Of the $21.6 million, the lottery paid out $18.7 million in prizes. So, in its first month of operation, the iLottery generated roughly $3 million in revenue.
All iLottery games are instant win games. With names like Big Money SLINGO, Super Cash Buster, and Volcano, the games have prizes as big as $250,000.
“PA iLottery games are a fun, new way to play and win from home or while on the go,” said Lottery Executive Director Drew Svitko, speaking to the Times Leader. “iLottery is a big part of our effort to meet our players where they already are, while generating new funds to benefit older Pennsylvanians.”
PA casinos not fans of the iLottery
For all the smiles from lottery officials, there are frowns and snarls from Pennsylvania casinos. Representatives from the 13 casino operators wrote a letter to the Pennsylvania Revenue Department.
In that letter, the casinos claimed that the iLottery was in violation of state law. Specifically, the offerings from the iLottery too closely resemble slot machines in both function and advertising.
The casinos then asked for the suspension of service on the games. The letter ended with a veiled threat, saying that a rejection of the request would lead them to “consider all options.”

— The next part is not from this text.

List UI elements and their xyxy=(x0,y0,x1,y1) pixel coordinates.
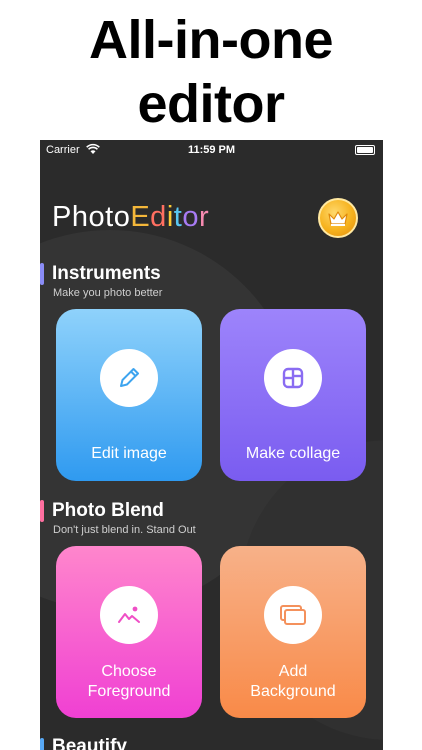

In response, state officials forced the iLottery to change its advertising. No longer could the organization use phrases “slot-style” or “casino-style” to describe their games.

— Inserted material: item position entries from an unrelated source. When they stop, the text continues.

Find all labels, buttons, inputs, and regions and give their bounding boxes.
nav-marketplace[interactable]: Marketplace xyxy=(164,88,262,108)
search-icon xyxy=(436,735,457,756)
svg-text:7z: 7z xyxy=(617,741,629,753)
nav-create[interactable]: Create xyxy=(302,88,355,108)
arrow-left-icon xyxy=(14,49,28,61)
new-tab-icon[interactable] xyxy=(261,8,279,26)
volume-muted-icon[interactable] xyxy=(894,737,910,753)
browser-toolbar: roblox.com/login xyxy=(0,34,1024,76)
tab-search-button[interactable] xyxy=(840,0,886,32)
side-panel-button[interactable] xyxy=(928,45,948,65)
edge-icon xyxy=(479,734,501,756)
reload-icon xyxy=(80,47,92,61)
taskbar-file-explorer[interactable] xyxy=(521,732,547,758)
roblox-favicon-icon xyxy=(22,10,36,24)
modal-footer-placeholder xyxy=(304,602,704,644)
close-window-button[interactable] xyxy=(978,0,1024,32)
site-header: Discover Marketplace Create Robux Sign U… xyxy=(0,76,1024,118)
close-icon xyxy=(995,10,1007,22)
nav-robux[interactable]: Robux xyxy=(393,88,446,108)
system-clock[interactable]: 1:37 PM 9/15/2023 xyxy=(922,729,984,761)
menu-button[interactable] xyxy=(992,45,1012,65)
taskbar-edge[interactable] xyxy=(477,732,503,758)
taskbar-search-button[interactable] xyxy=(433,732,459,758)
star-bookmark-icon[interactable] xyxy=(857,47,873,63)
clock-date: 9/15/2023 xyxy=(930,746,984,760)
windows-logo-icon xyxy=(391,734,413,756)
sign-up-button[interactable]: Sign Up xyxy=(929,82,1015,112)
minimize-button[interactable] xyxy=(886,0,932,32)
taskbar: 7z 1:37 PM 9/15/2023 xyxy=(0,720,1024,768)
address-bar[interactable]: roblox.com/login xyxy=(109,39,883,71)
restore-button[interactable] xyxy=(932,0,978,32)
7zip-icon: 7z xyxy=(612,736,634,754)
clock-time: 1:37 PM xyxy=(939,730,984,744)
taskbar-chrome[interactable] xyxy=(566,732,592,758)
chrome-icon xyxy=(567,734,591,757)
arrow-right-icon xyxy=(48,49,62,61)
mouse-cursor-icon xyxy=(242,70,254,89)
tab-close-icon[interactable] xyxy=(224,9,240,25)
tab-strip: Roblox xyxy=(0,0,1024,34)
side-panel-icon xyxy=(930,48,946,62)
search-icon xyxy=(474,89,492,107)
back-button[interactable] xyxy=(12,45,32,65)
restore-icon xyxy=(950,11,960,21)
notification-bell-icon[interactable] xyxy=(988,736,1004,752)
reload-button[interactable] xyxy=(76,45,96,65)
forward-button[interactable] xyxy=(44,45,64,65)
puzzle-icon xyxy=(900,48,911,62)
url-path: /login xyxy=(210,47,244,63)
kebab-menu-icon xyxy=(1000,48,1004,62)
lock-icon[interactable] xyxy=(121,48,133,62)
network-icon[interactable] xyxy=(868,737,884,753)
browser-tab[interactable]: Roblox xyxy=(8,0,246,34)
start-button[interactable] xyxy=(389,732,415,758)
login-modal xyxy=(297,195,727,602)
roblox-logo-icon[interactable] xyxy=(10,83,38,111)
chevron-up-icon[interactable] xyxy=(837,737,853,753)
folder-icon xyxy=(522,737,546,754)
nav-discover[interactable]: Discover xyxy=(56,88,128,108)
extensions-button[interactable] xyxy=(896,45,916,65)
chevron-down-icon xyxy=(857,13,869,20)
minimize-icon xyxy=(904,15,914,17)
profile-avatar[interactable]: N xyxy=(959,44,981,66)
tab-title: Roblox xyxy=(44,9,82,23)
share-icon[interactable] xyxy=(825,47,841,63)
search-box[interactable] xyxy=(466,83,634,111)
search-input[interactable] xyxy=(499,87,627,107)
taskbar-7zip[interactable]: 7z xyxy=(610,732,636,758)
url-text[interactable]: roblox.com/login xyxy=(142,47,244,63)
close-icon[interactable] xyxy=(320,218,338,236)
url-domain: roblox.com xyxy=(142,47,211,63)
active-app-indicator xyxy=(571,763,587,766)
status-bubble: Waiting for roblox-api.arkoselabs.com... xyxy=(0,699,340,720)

However, the gameplay has proceeded unabated throughout the casinos’ objection. It remains unclear whether the casino interests will deem themselves satisfied by the marketing change.
PA may want to reconsider casino treatment
With so much revenue in just the first month, it’s no surprise that the casinos are concerned. The last thing they want is to have to compete with a state agency for the same players.
As part of the Lottery official statements, they mentioned that approximately 45,000 new players signed up for iLottery play. There is no way to determine how many of those players would’ve spent that money in Pennsylvania casinos, but it’s likely a nonzero number.
The state has a bigger problem on its hands, though. Even though sports betting has been legal in the state for a month, no casino has applied for a sports betting license, which includes an online component. Nor has any casino turned in an application for online casino licenses.
The chief culprits for sports betting are the $10 million fee and the 36 percent tax rate that Pennsylvania regulations have ordered.
Online casinos have a $4 million fee and a 54 percent tax rate. Additionally, the casinos may feel their share of the market is already constrained from the space the iLottery has taken.
The fortunes of both government and casinos ride on each other. So, state officials may want to think about their various stances.